Elena se detuvo frente a la puerta de madera y se giró hacia los niños, su rostro tranquilo, pero sus ojos brillaban con una intensidad que los inquietaba.
—Aquí estaremos seguros —dijo con una calma inquietante mientras sus manos se deslizaban hacia el pomo de la puerta.
El chirrido de las bisagras oxidadas resonó en el aire cuando Elena empujó la puerta, que se abrió lentamente, revelando el interior de la cabaña. El olor a humedad y a madera vieja invadió sus narices de inmediato, pero no fue eso lo que hizo que los niños se miraran entre ellos con duda. Era algo en el aire, una sensación densa, pesada, que parecía colgar en cada rincón de la habitación.

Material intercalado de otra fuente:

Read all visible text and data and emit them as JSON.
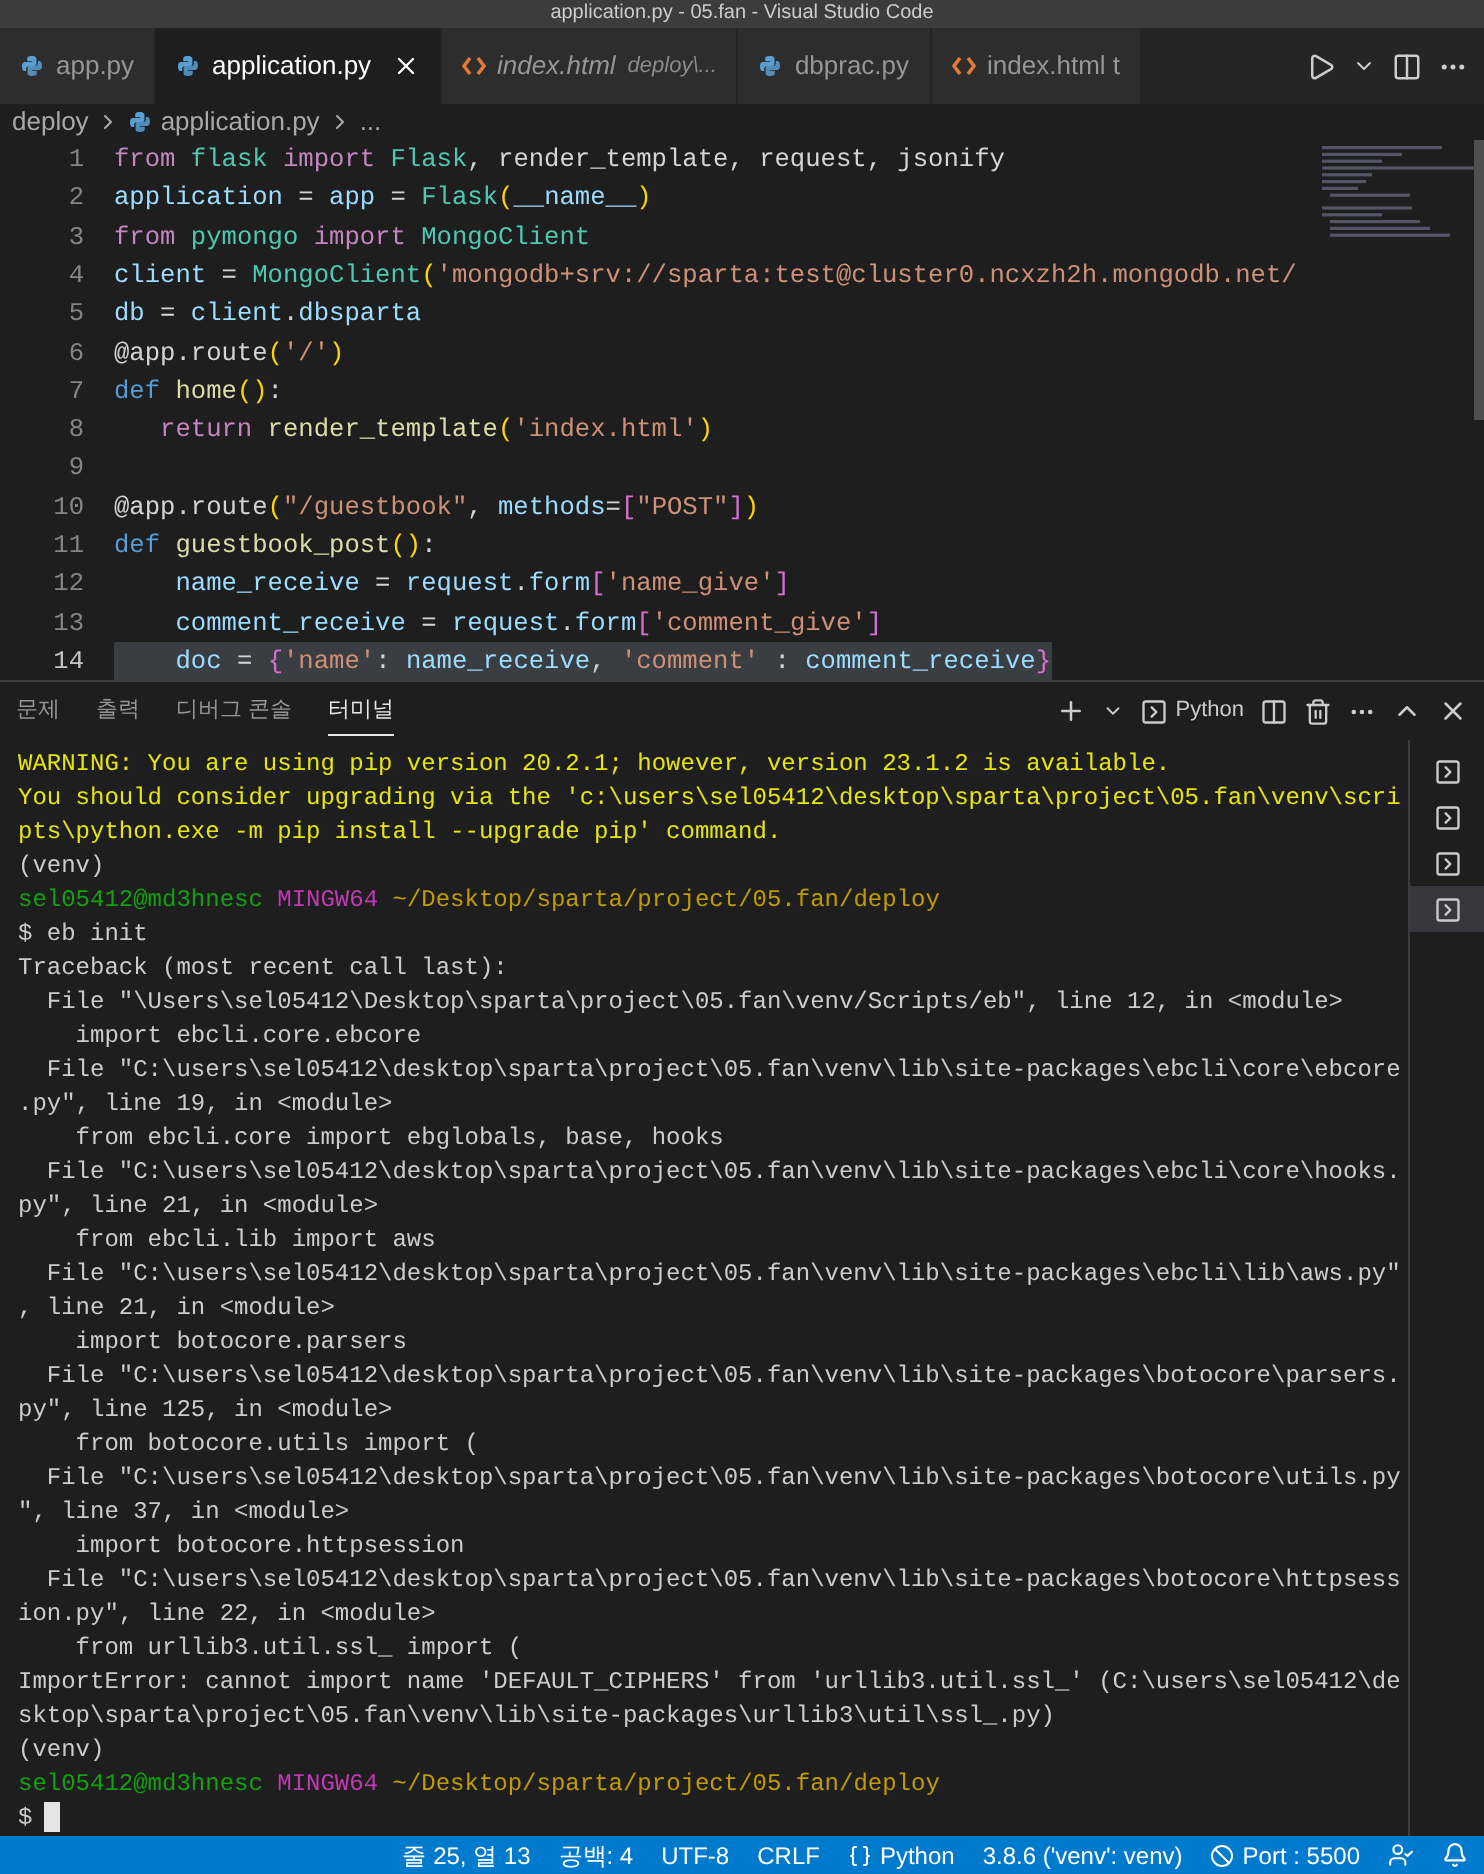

Por dentro, la cabaña estaba decorada de manera simple, casi austera. Una vieja mesa de madera con sillas de diferentes tamaños ocupaba el centro de la sala. Camas desvencijadas, con colchones delgados y manchados, se alineaban contra una de las paredes. Pero lo que más llamó la atención de los niños fueron los clavos oxidados y cadenas que colgaban de las paredes, restos de algún uso anterior que no lograban entender. Sofía frunció el ceño al verlos, sintiendo una punzada de inquietud en su pecho.
—Este será nuestro hogar ahora —anunció Elena, con una sonrisa tranquilizadora que, sin embargo, no llegaba a sus ojos. Sus palabras parecían ensayadas, como si intentara convencer tanto a los niños como a sí misma de que ese lugar era el refugio que había prometido.
Pablo, con los puños apretados, se mantuvo en silencio. Aunque había seguido a Elena hasta aquí, una parte de él nunca había confiado del todo en ella. Y ahora, observando el interior de la cabaña, esa desconfianza se hacía más grande. Las cadenas colgantes y los clavos en las paredes no parecían tener una explicación lógica, pero la simple idea de su presencia lo hacía sentir incómodo. ¿Por qué estaban allí? ¿Para qué habían sido usados? Aunque no lo sabía, su instinto le decía que debía mantenerse alerta.
Elena continuó mostrándoles la cabaña, señalando las camas donde dormirían y los espacios donde pasarían su tiempo. Carla, siempre ansiosa, intentaba no mirar demasiado a su alrededor, pero no podía evitar sentir que las sombras en las esquinas de la habitación se movían, como si algo estuviera acechando en la oscuridad. Sofía, en cambio, estudiaba cada detalle con una creciente sensación de aprensión. La promesa de seguridad que Elena les había dado empezaba a desvanecerse.